Discharge Processes Associated with Terrestrial Gamma-ray Flashes (TGFs) and Lightning Flashes in General

High resolution spatial and temporal observations of the parent lightning flashes of four downward TGFs detected by the large-area Telescope Array in west-central Utah show that the TGFs are produced during strong, classic initial breakdown pulses (IPBs) in the first few ms of --CG and low-altitude IC flashes. Broadband VHF interferometer (INTF) and fast electric field change (FA) observations show that IBPs in general are produced by streamer-based fast negative breakdown (FNB) containing embedded sub-pulses. By virtue of the fact that several of the TGF events were initiated at the time of one or more of the IBP sub-pulses, we infer that the sub-pulses are produced by highly-impulsive 'spark' discharges that occur several times during the fast (~1--3 x 10⁷ m/s) streamer breakdown. Called transient conducting events (TCEs), the sub-pulse sparks appear to be isolated from each other within the negative streamer system and to initiate relativistic electron avalanches and ensuing TGFs at their negative tips by means of the cold runaway breakdown process. The latter is the basis for the long conducting leader model of TGF initiation, but instead of the sub-pulse sparks being connected to a long negative leader, the breakdown leading up to the IBP appears to also be due to negative streamers of intermediate speed (1--2 x 10⁶ m/s), with the streamer to leader transition occurring during a strong, backward-developing current evidenced by the characteristic opposite-polarity field change in the final half of the IBP sferic.

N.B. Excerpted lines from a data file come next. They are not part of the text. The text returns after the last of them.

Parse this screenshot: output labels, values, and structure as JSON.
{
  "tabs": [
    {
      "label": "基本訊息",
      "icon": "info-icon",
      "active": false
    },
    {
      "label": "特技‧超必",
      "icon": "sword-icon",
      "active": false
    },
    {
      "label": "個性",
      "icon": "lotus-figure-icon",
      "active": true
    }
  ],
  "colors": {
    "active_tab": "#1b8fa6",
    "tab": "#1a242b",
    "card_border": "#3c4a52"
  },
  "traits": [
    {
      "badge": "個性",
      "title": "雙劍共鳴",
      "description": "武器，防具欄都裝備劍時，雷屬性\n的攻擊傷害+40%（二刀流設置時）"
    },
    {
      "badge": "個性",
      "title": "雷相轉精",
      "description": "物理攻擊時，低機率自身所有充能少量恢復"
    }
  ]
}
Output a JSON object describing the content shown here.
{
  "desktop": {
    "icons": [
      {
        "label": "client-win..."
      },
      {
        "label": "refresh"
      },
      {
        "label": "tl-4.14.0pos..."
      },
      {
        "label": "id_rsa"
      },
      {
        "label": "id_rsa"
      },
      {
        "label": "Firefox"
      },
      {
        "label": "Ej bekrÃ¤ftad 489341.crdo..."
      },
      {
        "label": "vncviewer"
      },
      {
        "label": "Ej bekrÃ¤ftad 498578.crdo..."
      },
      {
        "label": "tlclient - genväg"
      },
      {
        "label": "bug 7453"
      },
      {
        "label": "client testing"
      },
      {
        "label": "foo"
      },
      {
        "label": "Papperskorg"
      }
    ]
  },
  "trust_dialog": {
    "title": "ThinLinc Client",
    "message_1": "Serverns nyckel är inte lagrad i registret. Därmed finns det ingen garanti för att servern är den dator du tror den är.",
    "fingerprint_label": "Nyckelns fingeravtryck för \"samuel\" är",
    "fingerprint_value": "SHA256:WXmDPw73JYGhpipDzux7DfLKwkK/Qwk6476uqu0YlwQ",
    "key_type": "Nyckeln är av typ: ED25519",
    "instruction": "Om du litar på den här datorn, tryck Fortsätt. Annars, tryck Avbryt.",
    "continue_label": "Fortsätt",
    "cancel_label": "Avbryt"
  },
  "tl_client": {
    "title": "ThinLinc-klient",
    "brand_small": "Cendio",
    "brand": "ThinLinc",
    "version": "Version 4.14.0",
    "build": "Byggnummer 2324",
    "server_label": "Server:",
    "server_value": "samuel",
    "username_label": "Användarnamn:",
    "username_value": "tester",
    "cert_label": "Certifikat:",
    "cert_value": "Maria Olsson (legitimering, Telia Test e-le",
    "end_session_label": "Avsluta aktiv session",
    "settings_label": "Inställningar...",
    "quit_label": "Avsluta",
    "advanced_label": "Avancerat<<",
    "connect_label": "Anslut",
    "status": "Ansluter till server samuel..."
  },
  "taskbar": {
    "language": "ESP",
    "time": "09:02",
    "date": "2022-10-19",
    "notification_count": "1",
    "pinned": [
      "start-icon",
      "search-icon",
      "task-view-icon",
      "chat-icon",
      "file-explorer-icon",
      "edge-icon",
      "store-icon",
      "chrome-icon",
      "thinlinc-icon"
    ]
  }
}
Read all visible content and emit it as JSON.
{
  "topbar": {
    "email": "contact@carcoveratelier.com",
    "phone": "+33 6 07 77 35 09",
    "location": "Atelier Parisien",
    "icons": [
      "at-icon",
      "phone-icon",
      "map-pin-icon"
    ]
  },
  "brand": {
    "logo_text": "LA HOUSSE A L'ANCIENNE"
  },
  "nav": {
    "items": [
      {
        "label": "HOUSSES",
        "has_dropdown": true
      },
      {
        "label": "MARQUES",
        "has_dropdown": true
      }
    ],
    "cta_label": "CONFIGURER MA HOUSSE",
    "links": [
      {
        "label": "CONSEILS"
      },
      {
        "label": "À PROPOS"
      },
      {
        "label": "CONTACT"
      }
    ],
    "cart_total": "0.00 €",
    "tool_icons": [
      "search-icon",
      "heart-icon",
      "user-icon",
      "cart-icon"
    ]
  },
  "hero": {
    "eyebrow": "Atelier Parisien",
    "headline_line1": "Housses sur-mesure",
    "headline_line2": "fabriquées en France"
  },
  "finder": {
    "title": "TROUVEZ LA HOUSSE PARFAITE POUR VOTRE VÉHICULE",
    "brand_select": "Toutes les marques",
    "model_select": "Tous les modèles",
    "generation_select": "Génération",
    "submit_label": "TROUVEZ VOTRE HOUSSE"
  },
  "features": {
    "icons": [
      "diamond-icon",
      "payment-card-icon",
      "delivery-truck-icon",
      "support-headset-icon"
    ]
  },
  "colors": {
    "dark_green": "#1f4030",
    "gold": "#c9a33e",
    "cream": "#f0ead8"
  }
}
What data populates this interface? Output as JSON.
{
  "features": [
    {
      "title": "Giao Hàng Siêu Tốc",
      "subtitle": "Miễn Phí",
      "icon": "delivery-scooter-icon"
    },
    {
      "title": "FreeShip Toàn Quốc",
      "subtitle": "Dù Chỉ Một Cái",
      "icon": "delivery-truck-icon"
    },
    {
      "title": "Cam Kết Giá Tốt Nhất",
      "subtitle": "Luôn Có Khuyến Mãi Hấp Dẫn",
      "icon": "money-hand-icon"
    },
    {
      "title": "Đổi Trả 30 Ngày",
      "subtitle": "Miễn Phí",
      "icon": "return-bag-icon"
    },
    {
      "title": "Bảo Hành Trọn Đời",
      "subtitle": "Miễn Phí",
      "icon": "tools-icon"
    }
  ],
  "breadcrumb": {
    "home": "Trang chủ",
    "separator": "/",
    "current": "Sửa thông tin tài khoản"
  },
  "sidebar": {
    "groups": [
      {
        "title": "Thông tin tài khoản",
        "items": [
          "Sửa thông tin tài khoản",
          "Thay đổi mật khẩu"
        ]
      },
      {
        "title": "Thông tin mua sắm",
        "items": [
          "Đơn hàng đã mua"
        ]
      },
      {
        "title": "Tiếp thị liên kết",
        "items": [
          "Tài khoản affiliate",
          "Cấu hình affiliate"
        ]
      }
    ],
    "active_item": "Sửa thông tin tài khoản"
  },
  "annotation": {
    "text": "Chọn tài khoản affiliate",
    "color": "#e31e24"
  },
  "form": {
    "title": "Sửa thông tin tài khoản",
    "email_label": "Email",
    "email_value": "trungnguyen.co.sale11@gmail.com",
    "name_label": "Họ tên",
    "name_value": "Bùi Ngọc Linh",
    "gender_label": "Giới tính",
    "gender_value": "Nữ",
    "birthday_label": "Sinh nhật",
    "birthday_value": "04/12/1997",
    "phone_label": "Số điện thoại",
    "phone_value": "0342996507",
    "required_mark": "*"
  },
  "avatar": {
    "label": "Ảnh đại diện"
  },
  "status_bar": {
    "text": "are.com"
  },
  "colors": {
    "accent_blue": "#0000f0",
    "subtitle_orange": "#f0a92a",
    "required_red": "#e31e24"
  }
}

Upward negative breakdown of intracloud (IC) flashes in the same storm that produced two downward TGFs is shown to be produced by the same basic processes, except the IC development is more intermittent, sometimes generating complex clusters of multiple sub-pulses and IBPs lasting up to several hundred μs, and correspondingly longer step lengths. One of two such clusters during the Utah IC flash was essentially the same as that of the 4 Sept 2015 Florida IC flash studied by Lyu et al. (2018), which produced a 50 μs-duration Fermi-detected TGF. The only difference was the Florida IC initiated relativistic feedback in the middle of the cluster, while the Utah cluster produced a strong central IBP. The comparison indicates that long-duration TGFs are produced by complex IBP clusters that initiate relativistic feedback.